I'm in My 70s

Spiking the Ball: Financial Planning in Your 70s

Welcome to the New Retirement! This is not the golden years as we used to know them. In general, we are healthier, more prosperous, and better educated than any seniors before us. Science tells us that we'll live longer than them too. But that's a double-edged sword, because all those additional years will bring additional costs, too. This is no time to take your eye off the ball.

  • Health and Lifestyle - Some of us will work, some will find physically active pursuits, some will while away the hours counting raindrops. Whatever your lifestyle choice, be sure to continue to manage your health. See your doctor regularly, get all recommended tests, and sleep and eat well.
  • Planning Your Retirement - At this point, you're not so much planning as managing the execution of your plan. Still, things change, and some people are surprised to learn, for example, how much they miss the purpose and routine of work. Others are surprised to learn how much they enjoy NOT working.

    In our experience, the typical retirement has three phases:

    • You finally get to do all those things you've been saving for and dreaming of, like touring the Southwest in an RV. The danger here is that fuelling an RV is expensive, and you may have such a good time that you'll spend too much.
    • You sell the RV and stay closer to home, spending time on activities such as gardening. Needless to say, mulch is cheaper than diesel, and this is a relatively low-cost period.
    • Later, as health inevitably declines, expenses again rise, this time because of medical costs.

    If you see yourself in any of these descriptions, or if your retirement is following a less typical course, be sure to consult with a qualified independent advisor.

  • Saving for Your Retirement - By now, your saving is done. The name of the game at this stage in your life is "capital preservation." A good rule of thumb is that you can plan to withdraw about 4% of your savings per year for a long time without jeopardizing your principal. As usual, though, each situation is different, so you'll need to discuss yours with a qualified independent advisor.

  • Estate Planning - An underappreciated danger to any estate plan is being underinsured for long-term care.

  • Insurance - Make sure you have the right kinds and enough of it to protect your loved ones.

  • Medical Insurance - If you're over 65, we'll assume you're on Medicare. Be sure to also consider Medicare Supplementary Insurance; if you do, be sure to review your options regularly: Unlike other forms of insurance, which have varying options, inclusions, and exclusions, this insurance is the same wherever you go. So your only considerations should be price and the reliability of the insurer. We can help you with your supplementary insurance review.

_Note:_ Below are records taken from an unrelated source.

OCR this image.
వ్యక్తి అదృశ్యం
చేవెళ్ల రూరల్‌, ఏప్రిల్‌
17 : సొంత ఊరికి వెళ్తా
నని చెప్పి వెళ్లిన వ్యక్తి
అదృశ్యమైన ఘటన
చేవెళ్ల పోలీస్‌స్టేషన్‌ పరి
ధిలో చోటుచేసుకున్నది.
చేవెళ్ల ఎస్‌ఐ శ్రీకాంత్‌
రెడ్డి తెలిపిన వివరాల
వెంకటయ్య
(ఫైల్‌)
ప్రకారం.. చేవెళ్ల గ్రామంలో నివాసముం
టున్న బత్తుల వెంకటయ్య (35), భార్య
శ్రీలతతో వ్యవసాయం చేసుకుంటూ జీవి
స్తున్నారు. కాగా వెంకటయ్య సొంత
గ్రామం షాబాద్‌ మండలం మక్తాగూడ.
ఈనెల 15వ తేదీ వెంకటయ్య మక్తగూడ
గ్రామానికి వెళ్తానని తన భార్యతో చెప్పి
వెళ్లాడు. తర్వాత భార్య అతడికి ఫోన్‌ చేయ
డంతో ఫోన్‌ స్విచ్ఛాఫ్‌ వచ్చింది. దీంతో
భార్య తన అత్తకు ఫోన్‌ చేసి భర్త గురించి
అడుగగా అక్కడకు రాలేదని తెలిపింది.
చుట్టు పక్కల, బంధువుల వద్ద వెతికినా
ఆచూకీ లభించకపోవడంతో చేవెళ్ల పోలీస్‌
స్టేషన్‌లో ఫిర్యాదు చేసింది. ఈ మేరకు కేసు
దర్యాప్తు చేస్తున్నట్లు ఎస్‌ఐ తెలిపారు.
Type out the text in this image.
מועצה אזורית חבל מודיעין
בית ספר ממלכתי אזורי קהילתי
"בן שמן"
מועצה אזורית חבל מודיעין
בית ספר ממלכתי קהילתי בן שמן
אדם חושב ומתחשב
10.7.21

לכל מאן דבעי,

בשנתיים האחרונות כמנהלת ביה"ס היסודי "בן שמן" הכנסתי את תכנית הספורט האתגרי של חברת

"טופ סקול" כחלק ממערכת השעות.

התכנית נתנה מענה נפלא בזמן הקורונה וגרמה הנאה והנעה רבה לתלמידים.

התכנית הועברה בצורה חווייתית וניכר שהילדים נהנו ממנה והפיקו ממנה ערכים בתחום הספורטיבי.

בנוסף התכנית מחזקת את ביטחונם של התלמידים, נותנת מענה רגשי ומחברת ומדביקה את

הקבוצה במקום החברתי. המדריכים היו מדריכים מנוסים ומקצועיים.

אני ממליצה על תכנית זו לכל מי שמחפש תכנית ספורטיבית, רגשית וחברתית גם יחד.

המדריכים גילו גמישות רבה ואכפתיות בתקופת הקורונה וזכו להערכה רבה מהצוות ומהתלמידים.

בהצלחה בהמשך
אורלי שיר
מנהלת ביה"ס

  • Long-Term Care Insurance - A little-known fact: For all practical purposes, Medicare will not cover you for long-term care. At this writing, a year of LTC in the Lehigh Valley can run over $96,000 a year and in New Jersey be $330/day or about $120,000 per year, which is enough to blow a hole in anyone's legacy. But if you're not already covered for LTC, the cost of the insurance is prohibitive. What to do? The answer's not easy, but a qualified independent advisor can help.

  • Life Insurance - If your kids are grown and financially independent, the mortgage is paid off and your spouse would survive without your income, you may no longer need life insurance. On the other hand, if any of these are a concern, you may need to keep a policy in place or even purchase additional insurance. Another exception is if you've got an estate of more than $11.2 million. Life insurance could help to pay the 40% estate taxes that will be due on any amount over the $11.2 million exemption.

  • Disability Insurance - Because the income you earn from work is no longer a primary concern, neither is the possibility that your income will decline should become unable to continue working. One less thing to worry about!

  • Homeowners and Liability Insurance - Throughout your retirement, a home can remain a cornerstone of your financial stability. So protect it, with sufficient homeowner's insurance. In addition, make sure you have adequate liability insurance. Raise the liability limits on your homeowners and auto insurance policies to the maximum, and consider adding a personal liability policy (also called an umbrella policy). In general, maintain liability coverage equal to one to two times your net worth.